Eine rasante Entwicklung
Diese ständigen Weiterentwicklungen brachten es außerdem mit sich, dass sie die Jahre in unregelmäßigen Abständen immer an Weiterbildungsnahmen teilnahm, um sich mit den neuesten Bürotechniken, Kommunikationsmitteln und EDV auseinanderzusetzen. Ihr sei immer bewusst gewesen: "Wenn ich nichts Neues dazulerne, bleibe ich auf der Strecke." Gerade bei Dr. Schneider. Schließlich habe sich das Unternehmen in den vergangenen Jahren rasant entwickelt, internationalisiert und Werke in Spanien, Polen, den USA und China gegründet. Dorthin werden regelmäßig Mitarbeiter entsendet.
"Das stellt uns als Personalabteilung natürlich auch immer wieder vor neue Herausforderungen, sagte die 60-Jährige."
In all den Jahren und trotz vieler Herausforderungen hat Marita Oßmann nie daran gedacht, ihren Arbeitgeber zu wechseln. Abgesehen davon, dass ihr Arbeitsplatz nur wenige Kilometer von ihrem Heimatort in Schmölz und ihrem heutigen Wohnort entfernt liegt, gab es "Planungssicherheit und immer pünktlich Lohn".
Außerdem sei Dr. Schneider für sie "viel mehr als ein Job". Eben eine Familie. In der übrigens auch ihr Mann seit 40 Jahren arbeitet. Er ist aktives Betriebsratsmitglied, sie Führungskraft. Gab es da nie berufliche Diskussionen am heimischen Küchentisch? "Doch schon. Aber alles in Allem leben wir beide einfach für die Firma."
Zieht Marita Oßmann heute Resümee über 45 Jahre bei Dr. Schneider, so ist ihrer Stimme eine große Zufriedenheit zu entnehmen.
"Sicherlich gab es nicht nur Höhen, sondern auch Tiefen." Wie beispielsweise die weltweite Wirtschaftskrise 2008/09, die insbesondere die Automobilbranche traf. "Und letztlich zeigte auch diese Zeit, dass wir bei Dr. Schneider zusammenhalten und Krisen gemeistert werden können."

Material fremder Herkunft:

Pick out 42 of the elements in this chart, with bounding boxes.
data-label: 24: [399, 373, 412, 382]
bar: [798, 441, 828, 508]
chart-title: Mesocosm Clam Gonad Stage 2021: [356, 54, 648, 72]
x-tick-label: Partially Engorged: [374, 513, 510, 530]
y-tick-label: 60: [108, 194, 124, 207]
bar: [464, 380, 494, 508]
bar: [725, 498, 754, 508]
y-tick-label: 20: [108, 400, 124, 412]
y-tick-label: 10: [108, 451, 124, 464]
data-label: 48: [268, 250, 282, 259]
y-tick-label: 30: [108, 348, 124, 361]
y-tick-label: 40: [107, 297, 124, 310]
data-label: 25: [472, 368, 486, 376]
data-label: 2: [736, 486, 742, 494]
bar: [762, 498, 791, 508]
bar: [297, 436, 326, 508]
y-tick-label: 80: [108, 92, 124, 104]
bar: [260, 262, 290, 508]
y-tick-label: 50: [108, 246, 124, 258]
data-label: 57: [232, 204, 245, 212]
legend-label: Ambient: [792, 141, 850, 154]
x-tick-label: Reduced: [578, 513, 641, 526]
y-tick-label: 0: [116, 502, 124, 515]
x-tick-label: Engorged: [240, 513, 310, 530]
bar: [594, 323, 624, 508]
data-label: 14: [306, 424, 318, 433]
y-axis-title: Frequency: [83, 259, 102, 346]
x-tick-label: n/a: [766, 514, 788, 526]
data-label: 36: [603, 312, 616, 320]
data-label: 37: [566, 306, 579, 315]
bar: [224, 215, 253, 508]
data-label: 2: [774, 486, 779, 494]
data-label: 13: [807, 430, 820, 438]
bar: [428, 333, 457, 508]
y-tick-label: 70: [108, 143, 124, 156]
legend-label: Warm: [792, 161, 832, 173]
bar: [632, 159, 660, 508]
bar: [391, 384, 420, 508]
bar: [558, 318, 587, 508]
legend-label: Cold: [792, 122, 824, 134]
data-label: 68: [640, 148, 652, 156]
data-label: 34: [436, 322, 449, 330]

Die Unternehmerfamilie zeigte Rückgrat, die Mitarbeiter Loyalität. Entsprechend gestärkt startete die Gruppe 2010 wieder durch. Für Marita Oßmann auch ein wichtiger Beleg, dass ihre Entscheidung für das
Neuses Unternehmen richtig war. "Früher wurden wir schon manchmal ein bisschen belächelt, weil wir zum Beispiel weniger verdient haben. Heute aber sind viele andere Unternehmen nicht mehr da, Dr. Schneider schon."
Oßmann ist stolz, ein Teil von einem Unternehmen zu sein, das heute an sieben Standort hochintegrierte Innenraumverkleidungen und anspruchsvolle Module für Instrumententafeln und Mittelkonsolen für
Automarken wie BMW, Ferrari, Audi oder Mercedes produziert. Und sie freut sich auch darüber, dass Dr. Schneider jetzt auch positiver wahrgenommen wird: "Das macht mich schon stolz."
Schlechtes Gewissen
Ein ganzes Leben lang Dr. Schneider. Und die meiste Zeit fühlte sie sich im Unternehmen und mit ihrem Team wohl., fühlte sich aber auch gefordert. Nur 14 Wochen pausierte sie - als 1977 ihr Sohn geboren wurde. Damals sei ihr von ihrer Umgebung wegen ihrer Berufstätigkeit oft ein schlechtes Gewissen eingeredet worden, beschreibt sie ihre Situation als junge Mutter. Aber ihr habe der Beruf sehr gefallen, zudem haben ihr Mann und sie als junge Familie ihr Einkommen gut gebrauchen können.
Trotz ihrer Begeisterung und Leidenschaft für ihren Arbeitgeber will Oßmann in einigen Jahren "pünktlich" in Rente gehen. Die 50 Jahre bei Dr. Schneider voll machen? "Nein, irgendwann ist es genug." Sie weiß aber schon jetzt: "Dr. Schneider wird auch dann weiter zu meinem Leben gehören."